El Atlético cierra filas y apunta contra el Barça
Desde el Metropolitano, el Atlético Madrid ha endurecido su postura ante el interés del FC Barcelona por Julián Álvarez. La entidad rojiblanca estudia una denuncia ante la FIFA si prueba contactos sin permiso con un futbolista que sigue siendo jugador bajo contrato hasta 2030.
La respuesta interna no deja margen para gestos amistosos. En Madrid remiten a la cláusula liberatoria de 500 millones de euros y rechazan cualquier vía que parezca una negociación directa con el delantero o sus agentes, sin autorización previa del club propietario.
Álvarez rompe el silencio y aumenta la tensión interna
Tras el partido de Argentina ante Austria, Julián Álvarez dejó de medir cada palabra y habló de su futuro con una calma que sonó incómoda en Madrid. Su salida pública fue leída por el Atlético como una maniobra calculada, porque situó el foco en su sueño deportivo y elevó la presión sobre el club justo cuando el Barça aparecía como destino deseado.
Julián está dolido, afectado y enfadado.
Jota Jordi
El entorno del argentino denuncia una promesa incumplida
La versión que rodea al delantero apunta a una herida más personal que contractual. Según esa lectura, el Atlético habría sostenido un doble discurso, con acuerdos verbales que no llegaron a respetarse.
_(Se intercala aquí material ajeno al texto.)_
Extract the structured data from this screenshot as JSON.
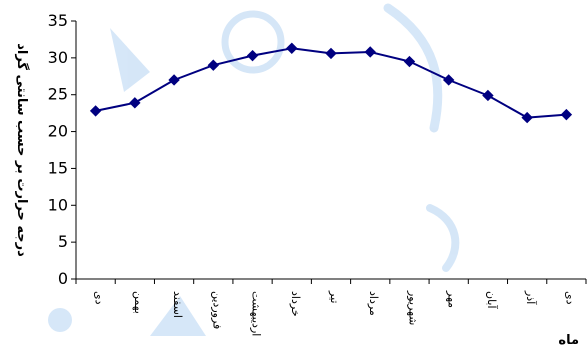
{
  "chart_data": {
    "type": "line",
    "categories": [
      "دی",
      "بهمن",
      "اسفند",
      "فروردین",
      "اردیبهشت",
      "خرداد",
      "تیر",
      "مرداد",
      "شهریور",
      "مهر",
      "آبان",
      "آذر",
      "دی"
    ],
    "series": [
      {
        "values": [
          22.8,
          23.9,
          27.0,
          29.0,
          30.3,
          31.3,
          30.6,
          30.8,
          29.5,
          27.0,
          24.9,
          21.9,
          22.3
        ]
      }
    ],
    "ylabel": "درجه حرارت بر حسب سانتی گراد",
    "xlabel": "ماه",
    "ylim": [
      0,
      35
    ],
    "yticks": [
      0,
      5,
      10,
      15,
      20,
      25,
      30,
      35
    ],
    "grid": false,
    "legend": false,
    "line_color": "#000080",
    "marker_color": "#000080",
    "marker": "diamond"
  },
  "watermark": {
    "kind": "logo",
    "color": "#1e7ad6"
  }
}
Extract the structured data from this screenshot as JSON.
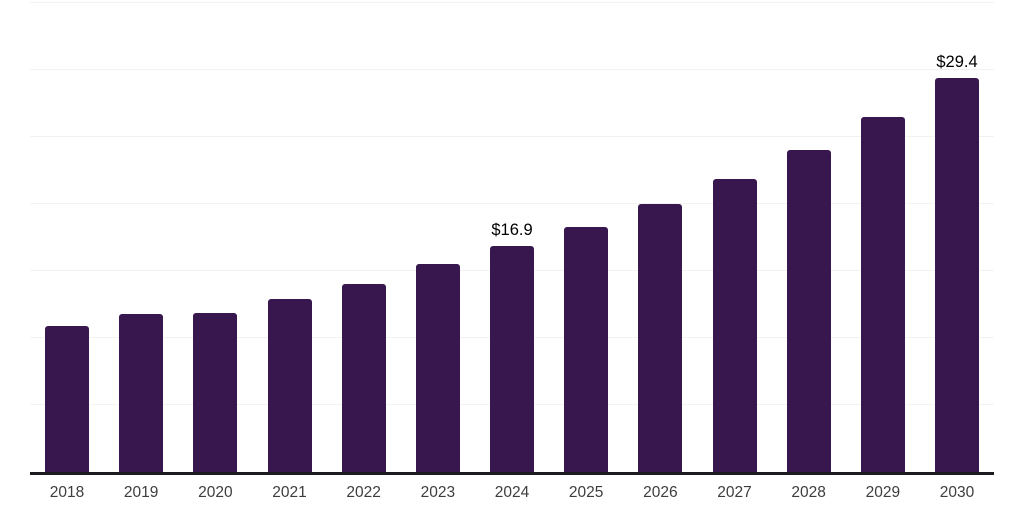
{
  "chart_data": {
    "type": "bar",
    "categories": [
      "2018",
      "2019",
      "2020",
      "2021",
      "2022",
      "2023",
      "2024",
      "2025",
      "2026",
      "2027",
      "2028",
      "2029",
      "2030"
    ],
    "values": [
      10.9,
      11.8,
      11.9,
      12.9,
      14.0,
      15.5,
      16.9,
      18.3,
      20.0,
      21.9,
      24.0,
      26.5,
      29.4
    ],
    "data_labels": [
      {
        "index": 6,
        "text": "$16.9"
      },
      {
        "index": 12,
        "text": "$29.4"
      }
    ],
    "title": "",
    "xlabel": "",
    "ylabel": "",
    "ylim": [
      0,
      35
    ],
    "grid_step": 5,
    "grid": "horizontal",
    "legend": "none",
    "colors": {
      "bar": "#38164E",
      "axis_line": "#1B1B22",
      "gridline": "#F2F2F2",
      "tick_label": "#3D3D3D",
      "data_label": "#000000",
      "background": "#FFFFFF"
    }
  }
}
En el entorno del jugador hablan ya de ruptura humana, no solo de una disputa de mercado.
Si te miro a los ojos y acordamos algo, confío en ti. Me dolería que seis meses después no respetaras lo prometido.
Jota Jordi
Griezmann vuelve al centro de la disputa entre Madrid y Barcelona
El nombre de Antoine Griezmann ha vuelto a aparecer en los despachos rojiblancos. El precedente de 2019 pesa todavía, porque el Atlético acusó entonces al Barça de moverse antes de tiempo, incluso durante la preparación de una eliminatoria de Liga de Campeones contra la Juventus.
Aquel caso dejó una cicatriz que no se ha cerrado entre Madrid y Barcelona. En el Metropolitano recuerdan las comisiones prometidas al entorno del francés, incluida su hermana y otros intermediarios, y esa memoria alimenta la tensión entre clubes alrededor del futuro de Álvarez.